The film’s international success spurred all sorts of “daikaiju” (big monster) extravaganzas from Japan, most of which took on high-camp entertainment value when their (often badly) dubbed versions made it stateside. Godzilla (who was seemingly destroyed at the end of the first movie) came back to battle Anguirus, King Kong (!), and an over-sized moth named Mothra, and slowly changed from being a havoc-wreaking menace to Earth’s protector. He also picked up a son, Minilla, along the way, and by the ’70s was duking it out with such of-their-time foes as Hedorah the Smog Monster and the bionic Mechagodzilla. After the long-running Toho series of films ended with 1995’s Godzilla vs. Destroyah, America got into the act with German-born director Roland Emmerich ’s 1998 version of the story, in which the Not-So-Jolly Green Giant–looking like a cross between a Jurassic Park T-rex and the Alien Queen from Aliens–hit New York City and caused more ruckus in Madison Square Garden than Lady Gaga at a Knicks game. Five more Japanese entries would follow, the last being 2004’s Godzilla: Final Wars.

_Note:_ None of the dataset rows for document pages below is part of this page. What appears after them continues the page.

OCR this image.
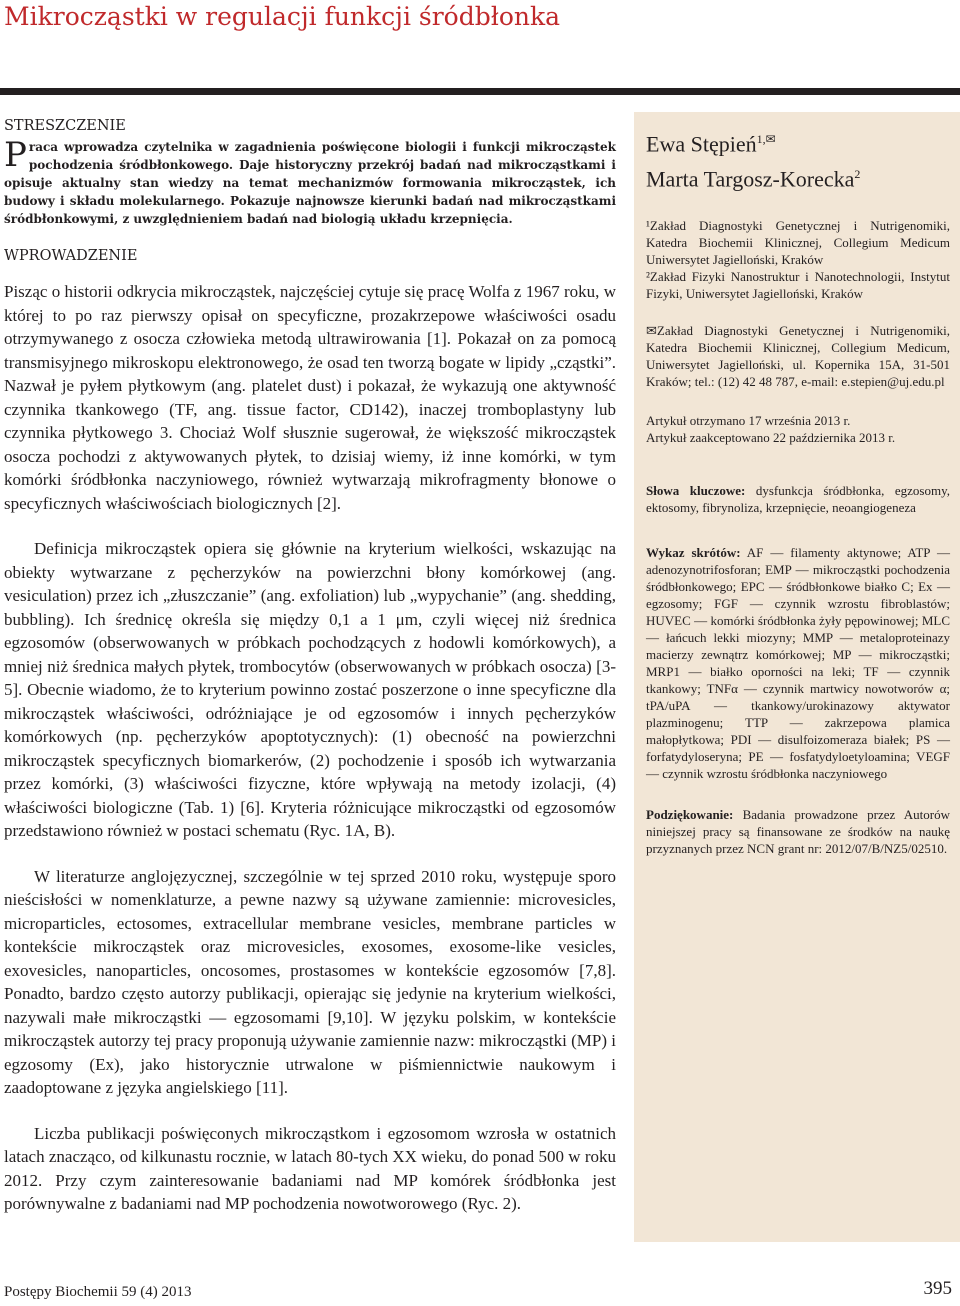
Mikrocząstki w regulacji funkcji śródbłonka
STRESZCZENIE
Praca wprowadza czytelnika w zagadnienia poświęcone biologii i funkcji mikrocząstek pochodzenia śródbłonkowego. Daje historyczny przekrój badań nad mikrocząstkami i opisuje aktualny stan wiedzy na temat mechanizmów formowania mikrocząstek, ich budowy i składu molekularnego. Pokazuje najnowsze kierunki badań nad mikrocząstkami śródbłonkowymi, z uwzględnieniem badań nad biologią układu krzepnięcia.
WPROWADZENIE

Pisząc o historii odkrycia mikrocząstek, najczęściej cytuje się pracę Wolfa z 1967 roku, w której to po raz pierwszy opisał on specyficzne, prozakrzepowe właściwości osadu otrzymywanego z osocza człowieka metodą ultrawirowania [1]. Pokazał on za pomocą transmisyjnego mikroskopu elektronowego, że osad ten tworzą bogate w lipidy „cząstki”. Nazwał je pyłem płytkowym (ang. platelet dust) i pokazał, że wykazują one aktywność czynnika tkankowego (TF, ang. tissue factor, CD142), inaczej tromboplastyny lub czynnika płytkowego 3. Chociaż Wolf słusznie sugerował, że większość mikrocząstek osocza pochodzi z aktywowanych płytek, to dzisiaj wiemy, iż inne komórki, w tym komórki śródbłonka naczyniowego, również wytwarzają mikrofragmenty błonowe o specyficznych właściwościach biologicznych [2].

Definicja mikrocząstek opiera się głównie na kryterium wielkości, wskazując na obiekty wytwarzane z pęcherzyków na powierzchni błony komórkowej (ang. vesiculation) przez ich „złuszczanie” (ang. exfoliation) lub „wypychanie” (ang. shedding, bubbling). Ich średnicę określa się między 0,1 a 1 μm, czyli więcej niż średnica egzosomów (obserwowanych w próbkach pochodzących z hodowli komórkowych), a mniej niż średnica małych płytek, trombocytów (obserwowanych w próbkach osocza) [3-5]. Obecnie wiadomo, że to kryterium powinno zostać poszerzone o inne specyficzne dla mikrocząstek właściwości, odróżniające je od egzosomów i innych pęcherzyków komórkowych (np. pęcherzyków apoptotycznych): (1) obecność na powierzchni mikrocząstek specyficznych biomarkerów, (2) pochodzenie i sposób ich wytwarzania przez komórki, (3) właściwości fizyczne, które wpływają na metody izolacji, (4) właściwości biologiczne (Tab. 1) [6]. Kryteria różnicujące mikrocząstki od egzosomów przedstawiono również w postaci schematu (Ryc. 1A, B).

W literaturze anglojęzycznej, szczególnie w tej sprzed 2010 roku, występuje sporo nieścisłości w nomenklaturze, a pewne nazwy są używane zamiennie: microvesicles, microparticles, ectosomes, extracellular membrane vesicles, membrane particles w kontekście mikrocząstek oraz microvesicles, exosomes, exosome-like vesicles, exovesicles, nanoparticles, oncosomes, prostasomes w kontekście egzosomów [7,8]. Ponadto, bardzo często autorzy publikacji, opierając się jedynie na kryterium wielkości, nazywali małe mikrocząstki — egzosomami [9,10]. W języku polskim, w kontekście mikrocząstek autorzy tej pracy proponują używanie zamiennie nazw: mikrocząstki (MP) i egzosomy (Ex), jako historycznie utrwalone w piśmiennictwie naukowym i zaadoptowane z języka angielskiego [11].

Liczba publikacji poświęconych mikrocząstkom i egzosomom wzrosła w ostatnich latach znacząco, od kilkunastu rocznie, w latach 80-tych XX wieku, do ponad 500 w roku 2012. Przy czym zainteresowanie badaniami nad MP komórek śródbłonka jest porównywalne z badaniami nad MP pochodzenia nowotworowego (Ryc. 2).

Ewa Stępień$^{1,✉}$
Marta Targosz-Korecka$^2$
¹Zakład Diagnostyki Genetycznej i Nutrigenomiki, Katedra Biochemii Klinicznej, Collegium Medicum Uniwersytet Jagielloński, Kraków
²Zakład Fizyki Nanostruktur i Nanotechnologii, Instytut Fizyki, Uniwersytet Jagielloński, Kraków
✉Zakład Diagnostyki Genetycznej i Nutrigenomiki, Katedra Biochemii Klinicznej, Collegium Medicum, Uniwersytet Jagielloński, ul. Kopernika 15A, 31-501 Kraków; tel.: (12) 42 48 787, e-mail: e.stepien@uj.edu.pl
Artykuł otrzymano 17 września 2013 r.
Artykuł zaakceptowano 22 października 2013 r.
Słowa kluczowe: dysfunkcja śródbłonka, egzosomy, ektosomy, fibrynoliza, krzepnięcie, neoangiogeneza
Wykaz skrótów: AF — filamenty aktynowe; ATP — adenozynotrifosforan; EMP — mikrocząstki pochodzenia śródbłonkowego; EPC — śródbłonkowe białko C; Ex — egzosomy; FGF — czynnik wzrostu fibroblastów; HUVEC — komórki śródbłonka żyły pępowinowej; MLC — łańcuch lekki miozyny; MMP — metaloproteinazy macierzy zewnątrz komórkowej; MP — mikrocząstki; MRP1 — białko oporności na leki; TF — czynnik tkankowy; TNFα — czynnik martwicy nowotworów α; tPA/uPA — tkankowy/urokinazowy aktywator plazminogenu; TTP — zakrzepowa plamica małopłytkowa; PDI — disulfoizomeraza białek; PS — forfatydyloseryna; PE — fosfatydyloetyloamina; VEGF — czynnik wzrostu śródbłonka naczyniowego
Podziękowanie: Badania prowadzone przez Autorów niniejszej pracy są finansowane ze środków na naukę przyznanych przez NCN grant nr: 2012/07/B/NZ5/02510.
Postępy Biochemii 59 (4) 2013	395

So, as he gets ready to blow out the candles—easy on the fallout , big fella—on his 60th birthday cake, and as Warner Bros. and director Gareth Edwards debut their spin on the legendary tale of man versus monster, we look up to the sky, point and shout “Ho, Godzilla!” Guess you just can’t keep a good beast down.

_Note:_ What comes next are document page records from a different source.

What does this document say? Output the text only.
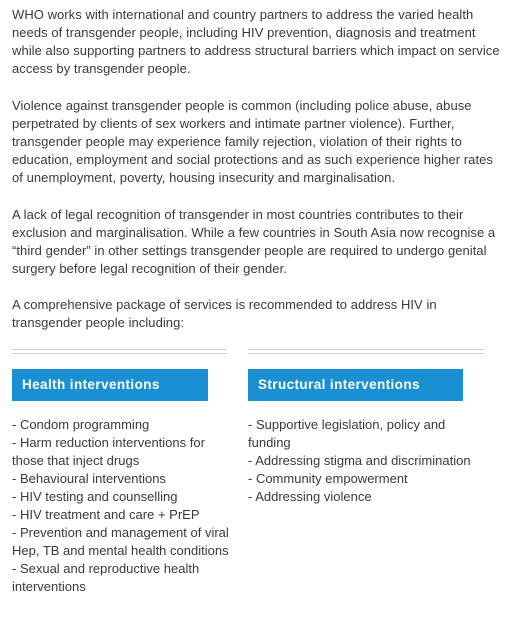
WHO works with international and country partners to address the varied health needs of transgender people, including HIV prevention, diagnosis and treatment while also supporting partners to address structural barriers which impact on service access by transgender people.

Violence against transgender people is common (including police abuse, abuse perpetrated by clients of sex workers and intimate partner violence). Further, transgender people may experience family rejection, violation of their rights to education, employment and social protections and as such experience higher rates of unemployment, poverty, housing insecurity and marginalisation.

A lack of legal recognition of transgender in most countries contributes to their exclusion and marginalisation. While a few countries in South Asia now recognise a “third gender” in other settings transgender people are required to undergo genital surgery before legal recognition of their gender.

A comprehensive package of services is recommended to address HIV in transgender people including:

Health interventions	Structural interventions
- Condom programming
- Harm reduction interventions for those that inject drugs
- Behavioural interventions
- HIV testing and counselling
- HIV treatment and care + PrEP
- Prevention and management of viral Hep, TB and mental health conditions
- Sexual and reproductive health interventions
- Supportive legislation, policy and funding
- Addressing stigma and discrimination
- Community empowerment
- Addressing violence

Oh, and by the way, the only place you’ll find Godzilla battling Miley Cyrus is on this weekend’s “most popular web search” sites. But in the meantime, please enjoy the classic 1969 animated short (and we do mean short) Bambi Meets Godzilla:
Can you think of a clever quip to go with the Godzilla Create-a-Caption photo supplied by Jason here?

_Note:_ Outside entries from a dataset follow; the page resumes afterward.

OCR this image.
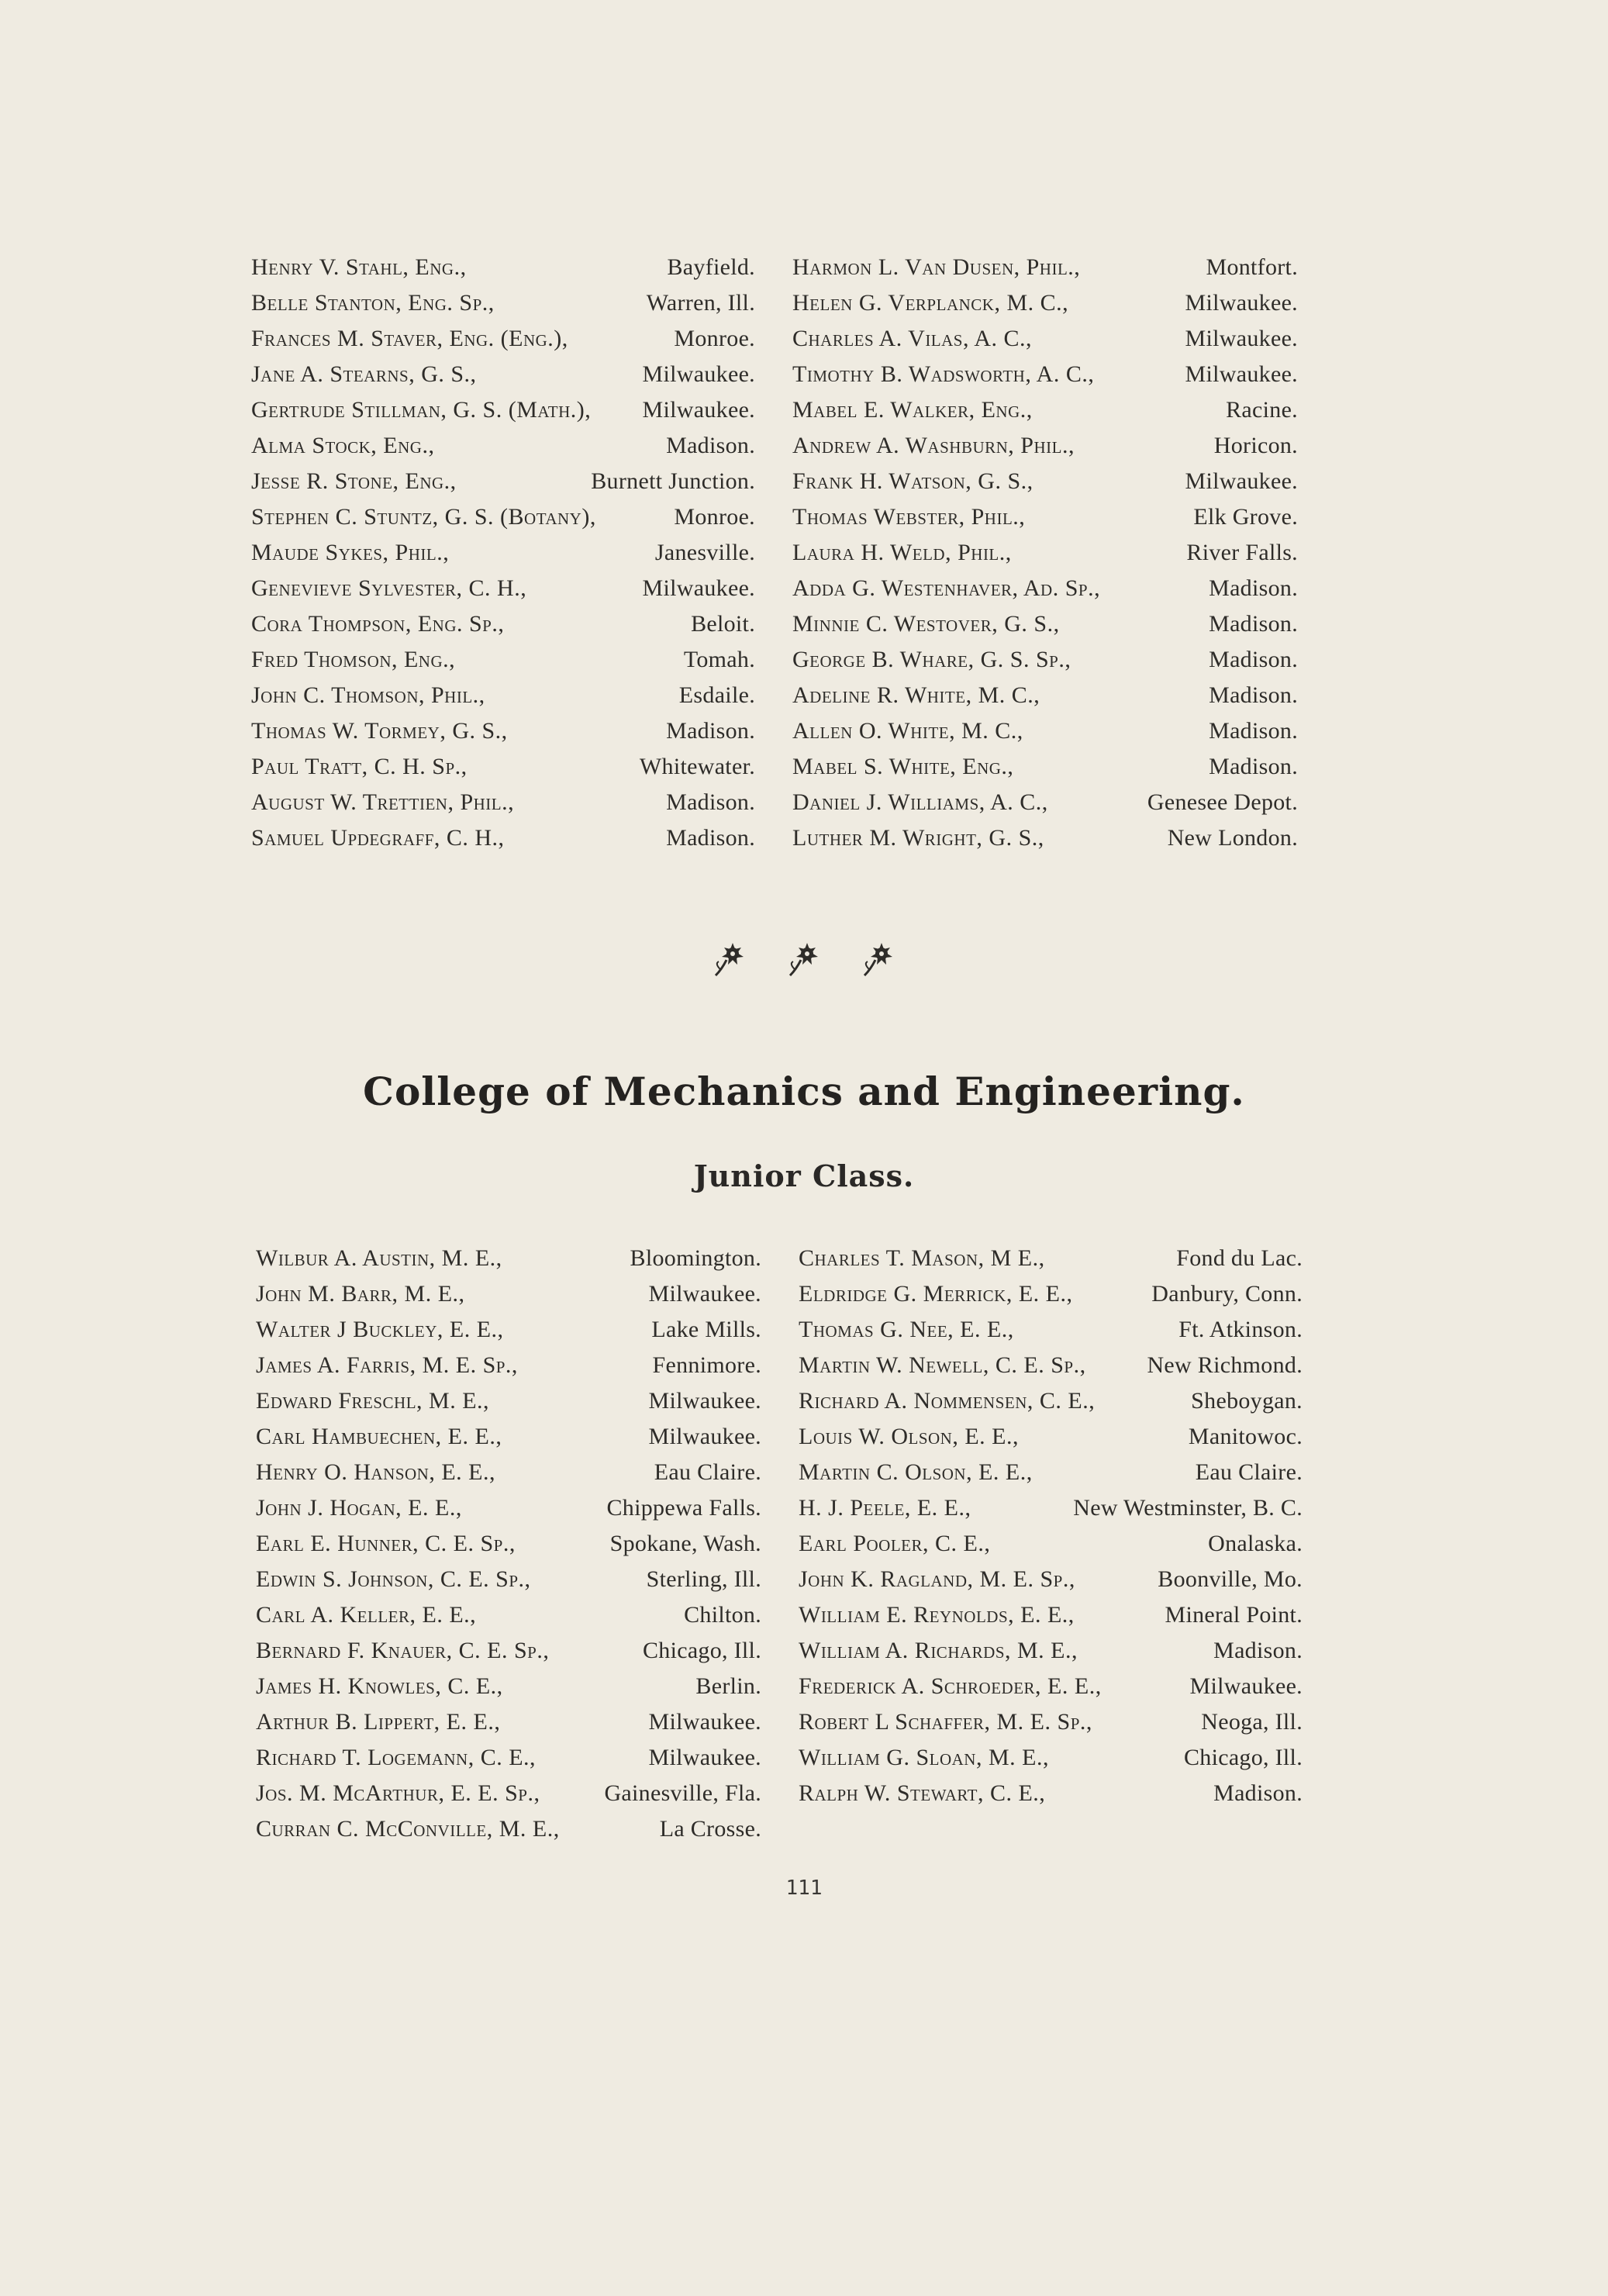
Henry V. Stahl, Eng.,	Bayfield.
Belle Stanton, Eng. Sp.,	Warren, Ill.
Frances M. Staver, Eng. (Eng.),	Monroe.
Jane A. Stearns, G. S.,	Milwaukee.
Gertrude Stillman, G. S. (Math.), Milwaukee.
Alma Stock, Eng.,	Madison.
Jesse R. Stone, Eng.,	Burnett Junction.
Stephen C. Stuntz, G. S. (Botany),	Monroe.
Maude Sykes, Phil.,	Janesville.
Genevieve Sylvester, C. H.,	Milwaukee.
Cora Thompson, Eng. Sp.,	Beloit.
Fred Thomson, Eng.,	Tomah.
John C. Thomson, Phil.,	Esdaile.
Thomas W. Tormey, G. S.,	Madison.
Paul Tratt, C. H. Sp.,	Whitewater.
August W. Trettien, Phil.,	Madison.
Samuel Updegraff, C. H.,	Madison.
Harmon L. Van Dusen, Phil.,	Montfort.
Helen G. Verplanck, M. C.,	Milwaukee.
Charles A. Vilas, A. C.,	Milwaukee.
Timothy B. Wadsworth, A. C.,	Milwaukee.
Mabel E. Walker, Eng.,	Racine.
Andrew A. Washburn, Phil.,	Horicon.
Frank H. Watson, G. S.,	Milwaukee.
Thomas Webster, Phil.,	Elk Grove.
Laura H. Weld, Phil.,	River Falls.
Adda G. Westenhaver, Ad. Sp.,	Madison.
Minnie C. Westover, G. S.,	Madison.
George B. Whare, G. S. Sp.,	Madison.
Adeline R. White, M. C.,	Madison.
Allen O. White, M. C.,	Madison.
Mabel S. White, Eng.,	Madison.
Daniel J. Williams, A. C.,	Genesee Depot.
Luther M. Wright, G. S.,	New London.
College of Mechanics and Engineering.
Junior Class.
Wilbur A. Austin, M. E.,	Bloomington.
John M. Barr, M. E.,	Milwaukee.
Walter J Buckley, E. E.,	Lake Mills.
James A. Farris, M. E. Sp.,	Fennimore.
Edward Freschl, M. E.,	Milwaukee.
Carl Hambuechen, E. E.,	Milwaukee.
Henry O. Hanson, E. E.,	Eau Claire.
John J. Hogan, E. E.,	Chippewa Falls.
Earl E. Hunner, C. E. Sp.,	Spokane, Wash.
Edwin S. Johnson, C. E. Sp.,	Sterling, Ill.
Carl A. Keller, E. E.,	Chilton.
Bernard F. Knauer, C. E. Sp.,	Chicago, Ill.
James H. Knowles, C. E.,	Berlin.
Arthur B. Lippert, E. E.,	Milwaukee.
Richard T. Logemann, C. E.,	Milwaukee.
Jos. M. McArthur, E. E. Sp.,	Gainesville, Fla.
Curran C. McConville, M. E.,	La Crosse.
Charles T. Mason, M E.,	Fond du Lac.
Eldridge G. Merrick, E. E.,	Danbury, Conn.
Thomas G. Nee, E. E.,	Ft. Atkinson.
Martin W. Newell, C. E. Sp.,	New Richmond.
Richard A. Nommensen, C. E.,	Sheboygan.
Louis W. Olson, E. E.,	Manitowoc.
Martin C. Olson, E. E.,	Eau Claire.
H. J. Peele, E. E.,	New Westminster, B. C.
Earl Pooler, C. E.,	Onalaska.
John K. Ragland, M. E. Sp.,	Boonville, Mo.
William E. Reynolds, E. E.,	Mineral Point.
William A. Richards, M. E.,	Madison.
Frederick A. Schroeder, E. E.,	Milwaukee.
Robert L Schaffer, M. E. Sp.,	Neoga, Ill.
William G. Sloan, M. E.,	Chicago, Ill.
Ralph W. Stewart, C. E.,	Madison.
111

Cast your vote in our MoviFanFare polls for your favorite Godzilla movie and favorite Godzilla foe.
Guest blogger Sark reviews the film that started it all, 1954’s Gojira, and compares it to its ’56 U.S. version.
Interested in Godzilla memorabilia? Check out “Movie Irv” and friends as they take a video look at what your Godzilla collectables are worth.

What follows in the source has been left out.